I have some processor intensive code in my filter driver that I process with
kernel threads. I ran some benchmark tests on a couple of dual-processor
servers. The old server has a couple of 700 Pentium III chips, while the
new server has a couple of 3GHz Pentium IVs with hyperthreading.
Well I just assumed that the new server would blow the socks off the old
one, but to my utter amazement, for some benchmarks it was actually slower.
Are there any tips for creating and scheduling Kernel Threads that I should
be aware of?
Thanks.
On Oct 21, 2005, at 4:41 PM, Neil Weicher wrote:
I have some processor intensive code in my filter driver that I
process with
kernel threads. I ran some benchmark tests on a couple of dual-
processor
servers. The old server has a couple of 700 Pentium III chips,
while the
new server has a couple of 3GHz Pentium IVs with hyperthreading.
Well I just assumed that the new server would blow the socks off
the old
one, but to my utter amazement, for some benchmarks it was actually
slower.
I can’t offer much help other than to suggest using a profiler on
both boxes - that is indeed an interesting result. All other things
being equal (i.e. no code changes, same OS, etc), this surprises me
too. VTune may be useful if this is really intel-specific weirdness.
I’d definitely try profiling, regardless, if you really have CPU-
bound kernel-mode code.
One other change that jumps out is that you have moved from a 2-proc
box to a (pseudo) 4-proc box - you might reevaluate your locking
architecture, but profiling will reveal that if it’s a problem. You
could also try turning off hyperthreading.
Good luck. I’m curious to know what you come up with.
Steve Dispensa
MVP - Windows DDK
www.kernelmustard.com
Sorry - I meant it is a Xeon 3ghz. It has 2MB of L2 cache.
In any case, the processor intensive code is highly optimized assembler.
There must be some assembler code that the Xeon processors do not like.
----- Original Message -----
From: “Steve Dispensa”
To: “Windows File Systems Devs Interest List”
Sent: Friday, October 21, 2005 6:31 PM
Subject: Re: [ntfsd] strange performance results
On Oct 21, 2005, at 4:41 PM, Neil Weicher wrote:
> I have some processor intensive code in my filter driver that I
> process with
> kernel threads. I ran some benchmark tests on a couple of dual-
> processor
> servers. The old server has a couple of 700 Pentium III chips,
> while the
> new server has a couple of 3GHz Pentium IVs with hyperthreading.
>
> Well I just assumed that the new server would blow the socks off
> the old
> one, but to my utter amazement, for some benchmarks it was actually
> slower.
I can’t offer much help other than to suggest using a profiler on
both boxes - that is indeed an interesting result. All other things
being equal (i.e. no code changes, same OS, etc), this surprises me
too. VTune may be useful if this is really intel-specific weirdness.
I’d definitely try profiling, regardless, if you really have CPU-
bound kernel-mode code.
One other change that jumps out is that you have moved from a 2-proc
box to a (pseudo) 4-proc box - you might reevaluate your locking
architecture, but profiling will reveal that if it’s a problem. You
could also try turning off hyperthreading.
Good luck. I’m curious to know what you come up with.

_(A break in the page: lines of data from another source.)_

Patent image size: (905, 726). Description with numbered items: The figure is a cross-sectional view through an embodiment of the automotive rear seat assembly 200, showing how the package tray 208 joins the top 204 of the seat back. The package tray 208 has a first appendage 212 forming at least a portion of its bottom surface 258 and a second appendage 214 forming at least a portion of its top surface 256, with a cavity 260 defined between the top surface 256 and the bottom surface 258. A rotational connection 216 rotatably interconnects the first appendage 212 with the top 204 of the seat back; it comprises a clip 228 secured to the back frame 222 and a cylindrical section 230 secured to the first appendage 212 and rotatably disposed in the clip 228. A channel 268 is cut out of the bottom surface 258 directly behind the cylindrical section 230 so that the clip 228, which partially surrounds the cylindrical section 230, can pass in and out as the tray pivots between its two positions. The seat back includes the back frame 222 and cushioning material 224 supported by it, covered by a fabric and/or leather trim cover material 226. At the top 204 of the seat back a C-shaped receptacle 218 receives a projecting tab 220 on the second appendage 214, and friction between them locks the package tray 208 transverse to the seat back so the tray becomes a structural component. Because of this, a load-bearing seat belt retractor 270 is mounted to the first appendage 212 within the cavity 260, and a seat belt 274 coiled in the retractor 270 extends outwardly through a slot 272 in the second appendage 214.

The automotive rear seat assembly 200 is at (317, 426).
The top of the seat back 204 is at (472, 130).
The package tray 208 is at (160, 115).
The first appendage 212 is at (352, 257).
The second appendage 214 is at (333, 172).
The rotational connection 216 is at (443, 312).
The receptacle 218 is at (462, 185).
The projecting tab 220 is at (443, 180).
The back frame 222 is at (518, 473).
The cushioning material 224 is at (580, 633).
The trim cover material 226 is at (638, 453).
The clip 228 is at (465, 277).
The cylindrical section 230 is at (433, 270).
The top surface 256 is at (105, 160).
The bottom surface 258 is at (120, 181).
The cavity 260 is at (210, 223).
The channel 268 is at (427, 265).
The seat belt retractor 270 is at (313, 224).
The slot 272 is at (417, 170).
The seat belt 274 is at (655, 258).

----------------------------------
Steve Dispensa
MVP - Windows DDK
www.kernelmustard.com
—
Questions? First check the IFS FAQ at
https://www.osronline.com/article.cfm?id=17
You are currently subscribed to ntfsd as: xxxxx@netlib.com
To unsubscribe send a blank email to xxxxx@lists.osr.com
Yeah, it really is odd. Do you do any sort of locking or anything
that could pagefault? You might consider switching to in-stack queued
spin locks if you’re currently using legacy spin locks, but I’d
really profile before I attempted any more optimization. If you don’t
have VTune, try kernrate:
http://www.microsoft.com/whdc/driver/perform/drvperf.mspx
I’m sure you know what you’re doing regarding your optimized assembly
code, but do you think the chip change (and going to 4x vs 2x) could
mean that the code is actually not as optimal for the new target?
Good luck; sounds like a fun one.
-sd
On Oct 21, 2005, at 6:31 PM, Neil Weicher wrote:
Sorry - I meant it is a Xeon 3ghz. It has 2MB of L2 cache.

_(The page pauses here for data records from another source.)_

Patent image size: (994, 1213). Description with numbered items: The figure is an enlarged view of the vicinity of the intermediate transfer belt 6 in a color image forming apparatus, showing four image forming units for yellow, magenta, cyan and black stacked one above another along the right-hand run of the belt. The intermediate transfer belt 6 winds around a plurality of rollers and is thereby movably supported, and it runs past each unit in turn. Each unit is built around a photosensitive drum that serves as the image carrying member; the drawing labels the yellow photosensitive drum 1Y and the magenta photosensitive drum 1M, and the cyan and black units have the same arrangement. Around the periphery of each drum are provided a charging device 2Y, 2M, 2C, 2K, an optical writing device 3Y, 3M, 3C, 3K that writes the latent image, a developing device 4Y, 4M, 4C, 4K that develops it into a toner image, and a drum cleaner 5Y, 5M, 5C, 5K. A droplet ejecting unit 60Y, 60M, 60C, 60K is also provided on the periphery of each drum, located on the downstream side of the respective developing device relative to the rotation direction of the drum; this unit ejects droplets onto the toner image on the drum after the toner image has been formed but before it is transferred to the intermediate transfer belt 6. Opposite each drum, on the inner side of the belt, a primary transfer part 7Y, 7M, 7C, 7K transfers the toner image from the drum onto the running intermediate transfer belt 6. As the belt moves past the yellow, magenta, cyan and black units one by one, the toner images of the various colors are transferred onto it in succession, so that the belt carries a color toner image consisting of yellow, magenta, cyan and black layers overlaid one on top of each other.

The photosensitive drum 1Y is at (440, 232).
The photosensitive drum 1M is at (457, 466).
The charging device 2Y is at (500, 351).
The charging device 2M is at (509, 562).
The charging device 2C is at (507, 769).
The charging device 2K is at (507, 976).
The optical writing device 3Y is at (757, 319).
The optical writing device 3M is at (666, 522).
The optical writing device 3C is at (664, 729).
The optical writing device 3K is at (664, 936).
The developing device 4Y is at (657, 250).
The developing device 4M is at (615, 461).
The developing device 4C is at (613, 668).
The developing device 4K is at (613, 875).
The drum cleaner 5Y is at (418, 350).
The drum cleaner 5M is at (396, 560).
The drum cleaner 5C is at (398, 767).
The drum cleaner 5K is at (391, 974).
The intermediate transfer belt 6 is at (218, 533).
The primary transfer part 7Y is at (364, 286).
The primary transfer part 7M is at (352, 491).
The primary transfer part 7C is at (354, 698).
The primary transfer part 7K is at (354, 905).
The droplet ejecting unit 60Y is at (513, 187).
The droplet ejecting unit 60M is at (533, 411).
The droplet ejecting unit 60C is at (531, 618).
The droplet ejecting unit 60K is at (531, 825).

In any case, the processor intensive code is highly optimized
assembler.
There must be some assembler code that the Xeon processors do not
like.
----- Original Message -----
From: “Steve Dispensa”
> To: “Windows File Systems Devs Interest List”
> Sent: Friday, October 21, 2005 6:31 PM
> Subject: Re: [ntfsd] strange performance results
>
>
> On Oct 21, 2005, at 4:41 PM, Neil Weicher wrote:
>
>> I have some processor intensive code in my filter driver that I
>> process with
>> kernel threads. I ran some benchmark tests on a couple of dual-
>> processor
>> servers. The old server has a couple of 700 Pentium III chips,
>> while the
>> new server has a couple of 3GHz Pentium IVs with hyperthreading.
>>
>> Well I just assumed that the new server would blow the socks off
>> the old
>> one, but to my utter amazement, for some benchmarks it was actually
>> slower.
>>
>
> I can’t offer much help other than to suggest using a profiler on
> both boxes - that is indeed an interesting result. All other things
> being equal (i.e. no code changes, same OS, etc), this surprises me
> too. VTune may be useful if this is really intel-specific weirdness.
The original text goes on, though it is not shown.